DARI HUKUM ISLAM MENJADI HUKUM INDONESIA: Sebuah Realita Yang Sering Terbalik Faktanya

Prof. Dr. Juhaya S Praja, M.A. dan Dr. Imam Kamaluddin, Lc., M.Hum. dengan moderator, Ust. Muhammad Irkham Firdaus, S.H., M.H.

Selasa, 04 Februari 2020

Mahasiswi Program Studi Hukum Ekonomi Syari’ah kampus Mantingan, mengadakan seminar nasional yang bertemakan “Sumbangan Hukum Islam Terhadap Hukum Negara”. Yang disampaikan oleh dua narasumber yaitu, Prof. Dr. Juhaya S Praja, M.A. dan Dr. Imam Kamaluddin, Lc., M.Hum. dengan moderator, Ust. Muhammad Irkham Firdaus, S.H., M.H.
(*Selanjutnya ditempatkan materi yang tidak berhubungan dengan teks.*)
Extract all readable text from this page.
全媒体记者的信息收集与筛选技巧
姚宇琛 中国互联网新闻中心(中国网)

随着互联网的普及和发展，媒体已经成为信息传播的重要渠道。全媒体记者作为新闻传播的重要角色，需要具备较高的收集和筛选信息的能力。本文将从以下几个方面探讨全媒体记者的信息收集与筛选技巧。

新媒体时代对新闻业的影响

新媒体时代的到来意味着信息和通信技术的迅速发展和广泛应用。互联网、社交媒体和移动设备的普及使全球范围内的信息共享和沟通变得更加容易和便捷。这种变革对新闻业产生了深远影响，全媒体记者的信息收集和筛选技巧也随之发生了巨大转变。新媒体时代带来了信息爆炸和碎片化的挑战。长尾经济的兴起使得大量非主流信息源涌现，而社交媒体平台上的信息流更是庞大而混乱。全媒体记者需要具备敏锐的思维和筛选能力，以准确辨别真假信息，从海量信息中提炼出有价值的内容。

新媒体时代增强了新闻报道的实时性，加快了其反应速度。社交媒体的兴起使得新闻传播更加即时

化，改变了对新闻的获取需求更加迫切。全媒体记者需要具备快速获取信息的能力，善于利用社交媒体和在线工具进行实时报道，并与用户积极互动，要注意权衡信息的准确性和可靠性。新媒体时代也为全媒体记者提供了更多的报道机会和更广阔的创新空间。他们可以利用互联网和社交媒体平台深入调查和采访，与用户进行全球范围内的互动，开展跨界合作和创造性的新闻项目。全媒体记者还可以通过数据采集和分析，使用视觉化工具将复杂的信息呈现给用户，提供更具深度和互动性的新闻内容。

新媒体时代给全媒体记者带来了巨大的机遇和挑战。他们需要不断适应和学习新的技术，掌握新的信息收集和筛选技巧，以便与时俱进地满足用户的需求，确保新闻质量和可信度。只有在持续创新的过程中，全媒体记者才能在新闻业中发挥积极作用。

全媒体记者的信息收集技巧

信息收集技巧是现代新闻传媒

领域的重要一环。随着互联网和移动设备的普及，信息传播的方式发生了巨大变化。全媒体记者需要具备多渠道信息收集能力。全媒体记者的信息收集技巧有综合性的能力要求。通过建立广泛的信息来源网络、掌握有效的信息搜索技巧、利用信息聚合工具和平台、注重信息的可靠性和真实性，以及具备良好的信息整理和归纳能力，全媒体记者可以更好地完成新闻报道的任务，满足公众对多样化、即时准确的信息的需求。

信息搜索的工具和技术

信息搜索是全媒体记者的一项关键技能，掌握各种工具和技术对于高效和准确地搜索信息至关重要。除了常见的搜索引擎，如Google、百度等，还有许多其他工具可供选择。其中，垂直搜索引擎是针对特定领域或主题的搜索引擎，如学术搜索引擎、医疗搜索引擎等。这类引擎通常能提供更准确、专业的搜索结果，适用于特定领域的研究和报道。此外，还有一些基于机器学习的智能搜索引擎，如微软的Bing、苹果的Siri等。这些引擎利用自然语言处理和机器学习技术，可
Sebagaimana yang disampaikan Dr. Imam Kamaluddin, Lc., M.Hum. Sumber hukum Islam berasal dari al-Qur’an dan Hadist yang kemudian di rangkum menjadi Ushulul Fiqh sebagai metode. Ilmu Fiqih Terbagi Menjadi, Fiqih Zakat, Fiqih Shalat, Fiqih Jinayah, Fiqih Siyam dan lain sebagainya. Kemudian dilanjutkan oleh pembicara kedua, Prof. Dr. Juhaya S Praja, M.A. beliau menjelaskan sejarah hukum dari zaman Rasulullah SAW hinggga menjadi hukum Indonesia yang saat ini di terapkan. Sumber hukum pada periode sahabat ada 3 yaitu: Al-Qur’an, Sunnah dan Ijtihad para sahabat

Hukum yang terkandung dalam Al-Qur’an terbagi menjadi dua yaitu ibadah dan muamalah. Dari kedua hukum tersebut terdapat: Fiqih Ibadah, Fiqih Zakat, Fiqih Wakaf, Fiqih Munakahat, Fiqih Mawarits, FIqih Muamalat, Pegadaian Syariah, Asuransi Syariah, dan Reksadana Syariah.

Seperti salah satu UU No.21/2008 tentang perbankan syariah yang berisi:

  1. Hukum islam di bidang perbankan telah resmi menjadi undang-undang nasional.
  2. Perbankan syariah berdiri mandiri sejajar dan mampu menjadi alternative dari bank-bank konvensional yang masih menggunakan transaksi ribawi.
  3. Hukum Ekonomi Syariah telah diterima sebagai salah satu sistem pembangunan ekonomi nasional.

Dari kesimpulan yang dapat kita ambil, pada dasarnya hukum Negara Indonesia terbentuk dengan berlandaskan kepada hukum Islam yang mana telah di terapkan oleh Nabi Muhammad SAW.